The main misconception is the assumption that you are comparing " CAS vs. synchronized ". Given how complex JVMs implement synchronized , you compare the performance of the CAS algorithm using AtomicLong with the performance of the CAS algorithm used to implement synchronized .
Like Lock , the internal information for an objectâs monitor basically consists of an int state indicating whether it belongs and how often it is nested, a link to the current thread of the owner and a queue of waiting threads to receive it. An expensive aspect is the waiting line. Putting a thread in a queue, removing it from thread scheduling, and ultimately waking it up when the current owner releases the monitor are operations that can take considerable time.
However, in an unprotected case, the waiting line is, of course, not involved. A monitor acquisition consists of a single CAS to change the status from "unowned" (usually zero) to "owned, acquired once" (guess the typical value). If successful, the thread can continue with a critical action, followed by a release, which simply means recording the âunownedâ state with the necessary memory visibility and waking up another blocked thread, if any.
Since the waiting queue is a much more expensive thing, implementations usually try to avoid it even in the case under consideration, performing a number of revolutions, making several CAS retries, before returning back to the thread queue. If the critical action of the owner is as simple as a single multiplication, the likelihood that the monitor will be released at the molding stage will be high. Note that synchronized is "unfair", allowing the spinning thread to act immediately, even if threads already allocated have been waiting longer.
If you compare the fundamental operations performed by synchronized(lock){ n = n * 123; } synchronized(lock){ n = n * 123; } when the queue is not running, and al.updateAndGet(x -> x * 123); , you will notice that they are approximately equal.
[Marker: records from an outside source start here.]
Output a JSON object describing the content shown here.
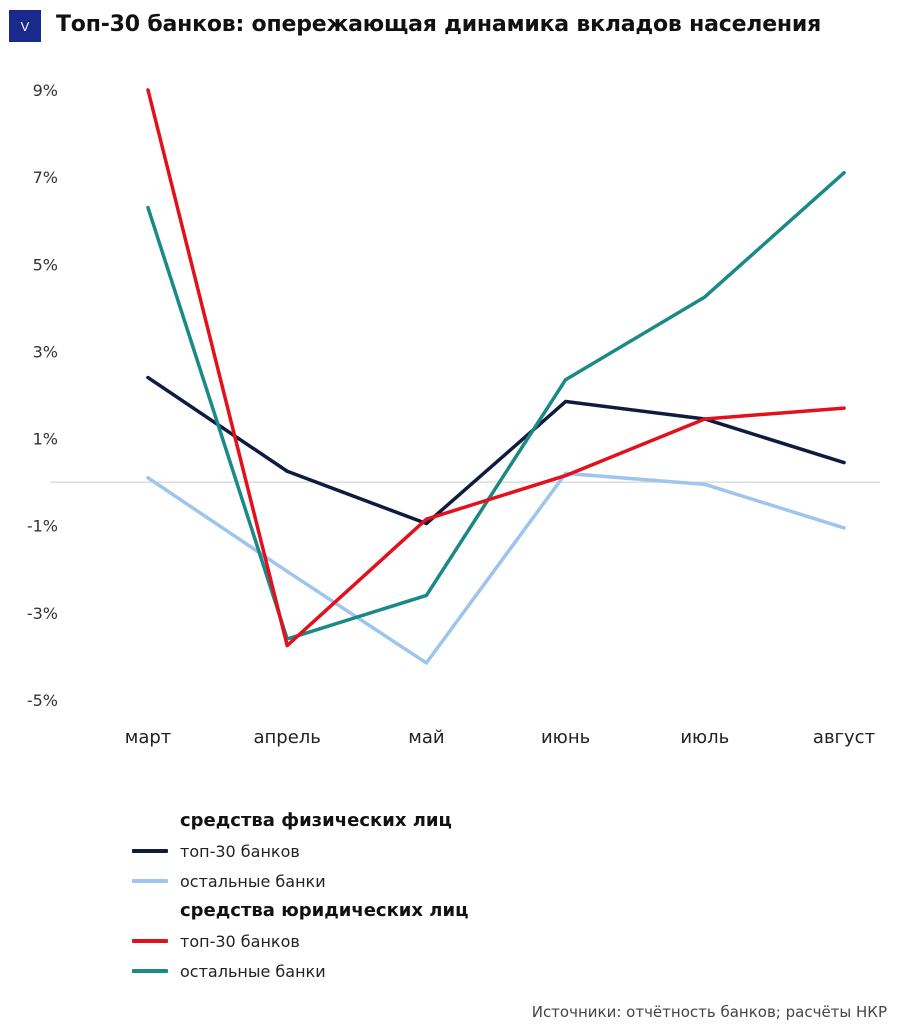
{
  "header": {
    "logo_text": "V",
    "title": "Топ-30 банков: опережающая динамика вкладов населения"
  },
  "colors": {
    "logo_bg": "#1a2a8c",
    "fiz_top30": "#0f1c3f",
    "fiz_other": "#9fc4ee",
    "yur_top30": "#e3101e",
    "yur_other": "#1a8a86",
    "zero_line": "#d6d6d6"
  },
  "chart_data": {
    "type": "line",
    "categories": [
      "март",
      "апрель",
      "май",
      "июнь",
      "июль",
      "август"
    ],
    "ylim": [
      -5,
      9
    ],
    "yticks": [
      9,
      7,
      5,
      3,
      1,
      -1,
      -3,
      -5
    ],
    "ytick_labels": [
      "9%",
      "7%",
      "5%",
      "3%",
      "1%",
      "-1%",
      "-3%",
      "-5%"
    ],
    "zero_line": true,
    "legend_placement": "bottom-left",
    "groups": [
      {
        "title": "средства физических лиц",
        "series_index": [
          0,
          1
        ]
      },
      {
        "title": "средства юридических лиц",
        "series_index": [
          2,
          3
        ]
      }
    ],
    "series": [
      {
        "name": "топ-30 банков",
        "group": "средства физических лиц",
        "color": "#0f1c3f",
        "values": [
          2.4,
          0.25,
          -0.95,
          1.85,
          1.45,
          0.45
        ]
      },
      {
        "name": "остальные банки",
        "group": "средства физических лиц",
        "color": "#9fc4ee",
        "values": [
          0.1,
          -2.05,
          -4.15,
          0.2,
          -0.05,
          -1.05
        ]
      },
      {
        "name": "топ-30 банков",
        "group": "средства юридических лиц",
        "color": "#e3101e",
        "values": [
          9.0,
          -3.75,
          -0.85,
          0.15,
          1.45,
          1.7
        ]
      },
      {
        "name": "остальные банки",
        "group": "средства юридических лиц",
        "color": "#1a8a86",
        "values": [
          6.3,
          -3.6,
          -2.6,
          2.35,
          4.25,
          7.1
        ]
      }
    ]
  },
  "source": "Источники: отчётность банков; расчёты НКР"
}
The main difference is that the AtomicLong approach will repeat the multiplication by contention, and for the synchronized approach there is a risk of getting into the queue if no progress was made during spinning.
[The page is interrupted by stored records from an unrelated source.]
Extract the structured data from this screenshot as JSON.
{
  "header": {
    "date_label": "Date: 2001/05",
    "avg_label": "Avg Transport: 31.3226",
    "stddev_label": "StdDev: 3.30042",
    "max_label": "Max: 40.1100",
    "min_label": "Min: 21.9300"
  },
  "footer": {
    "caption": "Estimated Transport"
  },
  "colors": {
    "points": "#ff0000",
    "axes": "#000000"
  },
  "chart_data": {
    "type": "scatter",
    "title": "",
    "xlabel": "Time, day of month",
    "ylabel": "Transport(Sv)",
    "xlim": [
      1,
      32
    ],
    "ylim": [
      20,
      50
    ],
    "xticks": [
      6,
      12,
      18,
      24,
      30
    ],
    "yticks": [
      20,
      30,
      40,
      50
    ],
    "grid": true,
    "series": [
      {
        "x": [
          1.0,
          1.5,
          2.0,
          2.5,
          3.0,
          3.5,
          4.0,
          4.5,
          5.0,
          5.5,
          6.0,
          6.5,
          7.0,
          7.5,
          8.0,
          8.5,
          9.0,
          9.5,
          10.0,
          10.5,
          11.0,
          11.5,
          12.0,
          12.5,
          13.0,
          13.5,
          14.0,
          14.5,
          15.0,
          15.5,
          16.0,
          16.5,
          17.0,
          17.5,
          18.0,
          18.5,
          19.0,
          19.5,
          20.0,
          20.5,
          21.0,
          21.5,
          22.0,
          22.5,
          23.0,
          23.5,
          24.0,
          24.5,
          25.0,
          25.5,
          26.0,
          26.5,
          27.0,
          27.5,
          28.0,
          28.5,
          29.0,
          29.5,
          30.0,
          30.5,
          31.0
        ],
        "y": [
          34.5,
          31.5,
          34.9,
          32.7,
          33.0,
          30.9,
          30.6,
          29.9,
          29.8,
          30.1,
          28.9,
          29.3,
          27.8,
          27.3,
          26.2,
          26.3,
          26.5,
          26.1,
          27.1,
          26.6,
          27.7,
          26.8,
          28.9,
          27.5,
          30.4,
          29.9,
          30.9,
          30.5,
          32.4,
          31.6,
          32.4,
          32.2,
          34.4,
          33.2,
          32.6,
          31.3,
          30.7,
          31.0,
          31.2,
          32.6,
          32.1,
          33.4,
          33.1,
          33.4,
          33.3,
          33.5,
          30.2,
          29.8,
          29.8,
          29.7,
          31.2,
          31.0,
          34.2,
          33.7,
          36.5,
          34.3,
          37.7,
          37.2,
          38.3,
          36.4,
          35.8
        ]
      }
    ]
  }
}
But synchronized allows blocking escalation to re-synchronize code on the same object, which may be relevant for the benchmark cycle that syncShared method. If theres also not allowing the merging of several AtomicLong CAS updates, this can give synchronized significant advantage. (See also this article , covering several aspects discussed above)
Note that due to the âunfairâ nature of synchronized creating a much larger number of threads than CPU cores should not be a problem. In the best case, the number of âthreads minus the number of coresâ ends in a queue, never waking up, while the remaining threads succeed in the spinning phase, one thread per core. But likewise, threads that do not run on the CPU core can slow down AtomicLong update AtomicLong because they cannot lead to anything, invalidate the current value for other threads, and make a failed CAS attempt.
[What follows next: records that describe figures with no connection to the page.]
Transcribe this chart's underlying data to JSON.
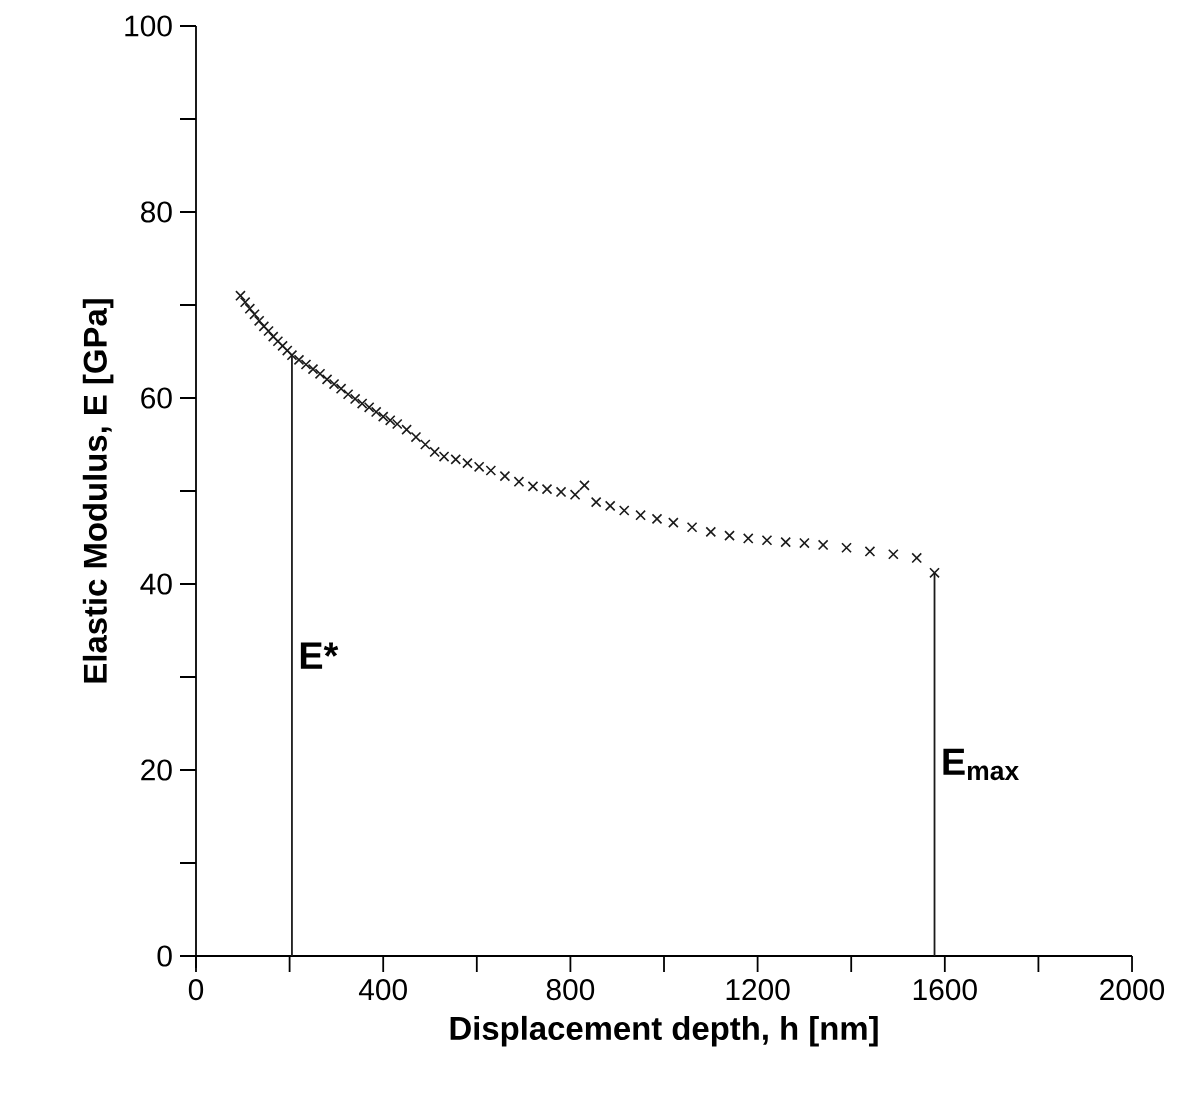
{
  "chart_data": {
    "type": "scatter",
    "xlabel": "Displacement depth, h [nm]",
    "ylabel": "Elastic Modulus, E [GPa]",
    "marker": "cross",
    "grid": false,
    "xlim": [
      0,
      2000
    ],
    "ylim": [
      0,
      100
    ],
    "xticks": [
      0,
      {
        "value": 200,
        "label": null
      },
      400,
      {
        "value": 600,
        "label": null
      },
      800,
      {
        "value": 1000,
        "label": null
      },
      1200,
      {
        "value": 1400,
        "label": null
      },
      1600,
      {
        "value": 1800,
        "label": null
      },
      2000
    ],
    "yticks": [
      0,
      {
        "value": 10,
        "label": null
      },
      20,
      {
        "value": 30,
        "label": null
      },
      40,
      {
        "value": 50,
        "label": null
      },
      60,
      {
        "value": 70,
        "label": null
      },
      80,
      {
        "value": 90,
        "label": null
      },
      100
    ],
    "series": [
      {
        "color": "#1a1a1a",
        "x": [
          95,
          105,
          115,
          125,
          135,
          145,
          155,
          165,
          175,
          185,
          195,
          205,
          220,
          235,
          250,
          265,
          280,
          295,
          310,
          325,
          340,
          355,
          370,
          385,
          400,
          415,
          430,
          450,
          470,
          490,
          510,
          530,
          555,
          580,
          605,
          630,
          660,
          690,
          720,
          750,
          780,
          810,
          830,
          855,
          885,
          915,
          950,
          985,
          1020,
          1060,
          1100,
          1140,
          1180,
          1220,
          1260,
          1300,
          1340,
          1390,
          1440,
          1490,
          1540,
          1578
        ],
        "values": [
          71.0,
          70.3,
          69.6,
          69.0,
          68.3,
          67.7,
          67.2,
          66.6,
          66.1,
          65.6,
          65.1,
          64.6,
          64.1,
          63.6,
          63.1,
          62.6,
          62.0,
          61.5,
          61.0,
          60.4,
          59.9,
          59.4,
          59.0,
          58.5,
          58.0,
          57.6,
          57.2,
          56.6,
          55.8,
          55.0,
          54.2,
          53.7,
          53.4,
          53.0,
          52.6,
          52.2,
          51.6,
          51.0,
          50.5,
          50.2,
          49.9,
          49.6,
          50.6,
          48.8,
          48.4,
          47.9,
          47.4,
          47.0,
          46.6,
          46.1,
          45.6,
          45.2,
          44.9,
          44.7,
          44.5,
          44.4,
          44.2,
          43.9,
          43.5,
          43.2,
          42.8,
          41.2
        ]
      }
    ],
    "ref_lines": [
      {
        "axis": "x",
        "value": 205,
        "label": "E*",
        "color": "#1a1a1a"
      },
      {
        "axis": "x",
        "value": 1578,
        "label": "E$_{max}$",
        "color": "#1a1a1a"
      }
    ]
  }
}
In any case, when CAS ing for a member variable of an unexpanded object or when synchronized on an unexpanded object, the JVM can detect the local nature of the operation and exceed most of the associated costs. But this may depend on several subtle environmental aspects.
The bottom line is that there is no easy solution between atomic updates and synchronized blocks. Everything becomes much more interesting with more expensive operations, which may increase the likelihood that threads will be inserted into a synchronized conflict case, which may make it acceptable that the operation should be repeated in the declared atomic update case.